Despite the pressure, Catalans remained unmoved and went ahead to hold the election. The total vote count is less than 50 percent of the population, but, had the government allowed the process to go unhindered, opinion polls suggested that about half of Catalonia’s 7.5 million people would have voted in favour of exit.
The rising calls for secession cannot be understood outside the anger of Catalans who believe the Spanish government has been siphoning too much of the region’s wealth.
Simon Harris, who is currently writing a book on the history of the relations between Catalonia and Spain offers an insight about the tension. According to him, Catalonia is considered to be the most highly taxed in Europe, yet suffers infrastructural deficit compared to other regions of Spain.
For instance, Barcelona Airport located in Catalonia is Spain’s busiest airport, yet poorly maintained compared to Madrid Barajas International Airport with functional metro connection, train service and new roads. Also the Port of Barcelona is one of the busiest and more profitable in Europe which subsidizes other Spanish ports that run at a loss.
Harris writes that the Port of Barcelona would be even more successful if it had a freight railway line that could take goods to Europe because ships from Asia that currently dock in Rotterdam could access the Mediterranean via the Suez Canal.
“Both Catalonia and the EU have been lobbying for the so-called Mediterranean Corridor, which would also benefit Valencia, Cartagena, Malaga and Algeciras, but central government has blocked the Mediterranean Corridor for years because it doesn’t pass through Madrid.”
These are a few of the issues causing distrust in the land.
Observers of events in Spain also have long foreseen the widening schism, arguing that the Catalans and Spaniards are remarkably distinct in culture and language. In fact, Catalan as a language is closer to French and Italian than Spanish. Other differences cut across the cultural practices of the two people which make the citizens to view themselves differently.

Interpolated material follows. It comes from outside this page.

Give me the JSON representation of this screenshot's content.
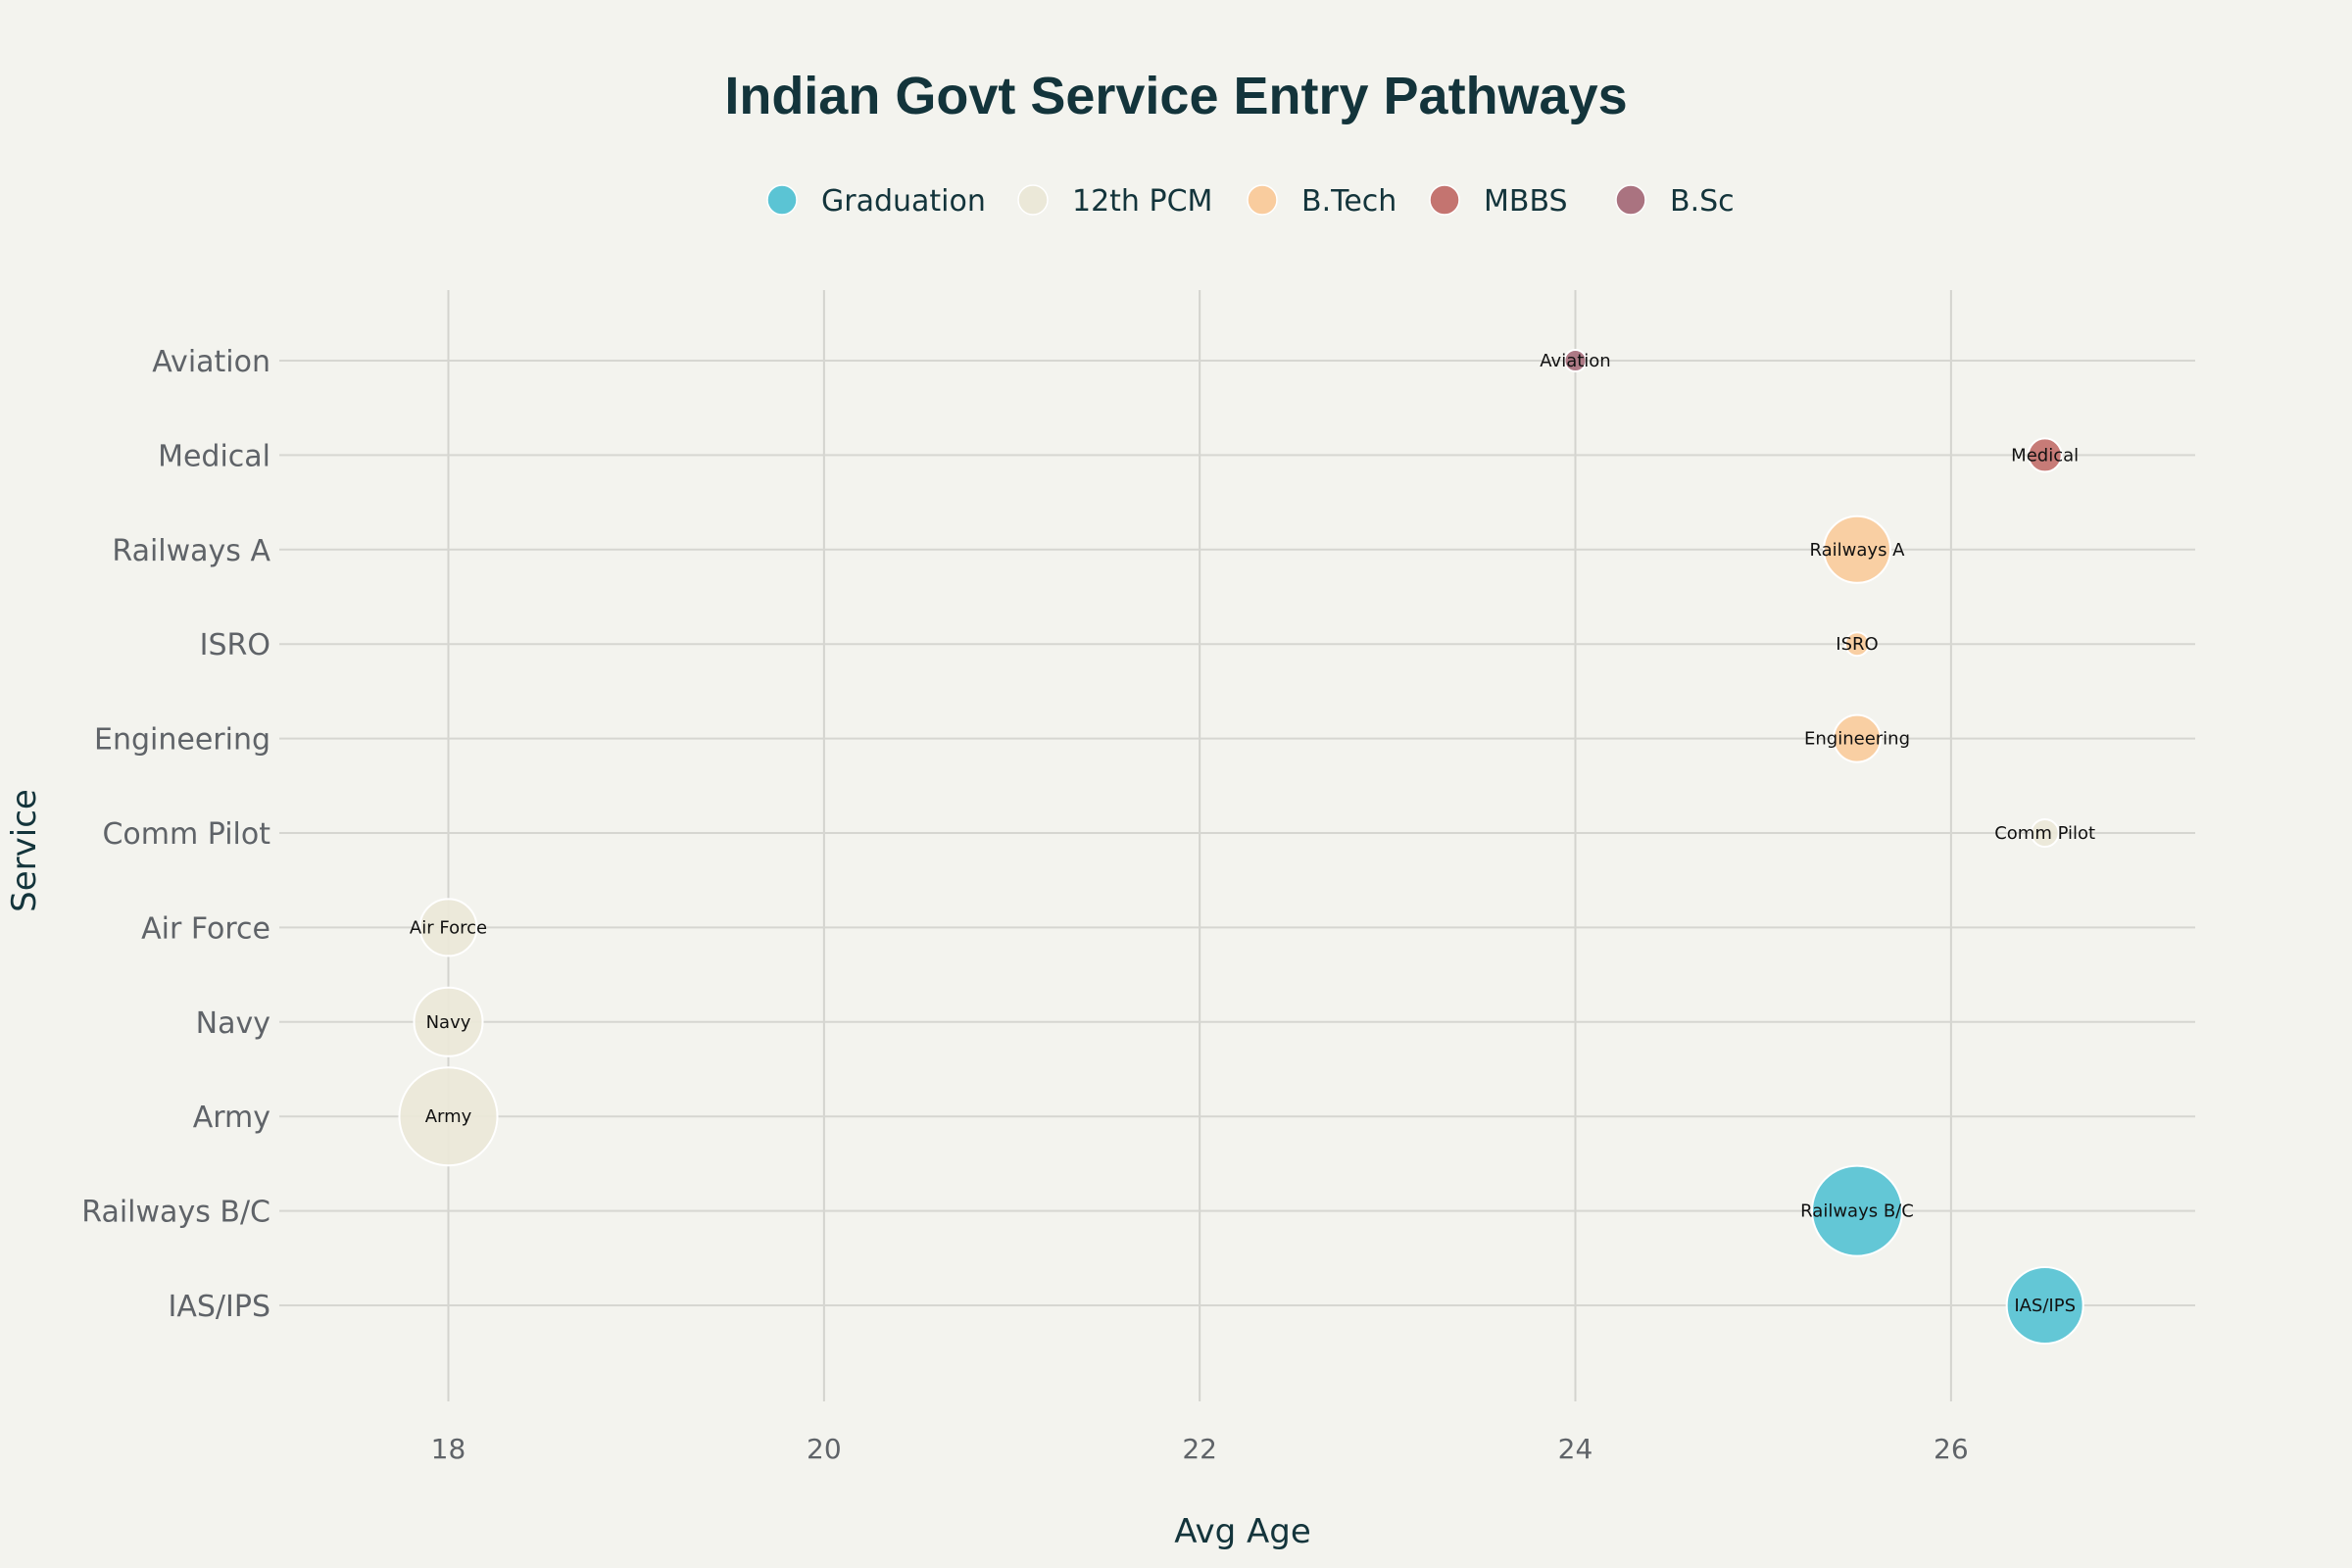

Now, the rising drumbeat of secession is fragmenting the country further.
For instance, the Spanish team that played against F.C. Barcelona on Sunday reportedly came with special uniforms emblazoned with the Spanish flag, which was unusual.
The differences notwithstanding, the government in Madrid has declared that Spain stays united, and that the independence referendum is unconstitutional. According to the Prime Minister, Mariano Rajoy, no referendum took place on Sunday. He has also foreclosed the option of negotiation.
Earlier, Mr. Rajoy had told Parliament that he could not negotiate with a Catalan leader who flouts the Constitution.
Spain’s attorney general has reportedly threatened Catalonia’s political leaders with prison for misusing public money to finance an illegal referendum.
But Puigdemont appears unfazed in spite of threat to his freedom. He has instead vowed to make the vote binding, saying that the majority vote had earned Catalonia the right to go on separate way. Observers think his declaration is a recipe for bigger trouble, not only for Spain but other regions where the drumbeat of secession is rising . The list include Biafra, Scotland and northern Italy. In the age of globalisation, the possibility is not far-fetched. Already the Kurds had voted overwhelmingly to separate from Iraq, though Bagdad has also vowed to resist the division of the country.
Meanwhile, Belgium’s Prime Minister Charles Michel has condemned violence characterizing the referendum in Catalonia and called on the parties to dialogue.
“Violence will never be the answer, “he said.
Apparently, Catalonia and Spain may not be the only feuding parties that need such advice. It is a wise counsel for all nations beyond Europe.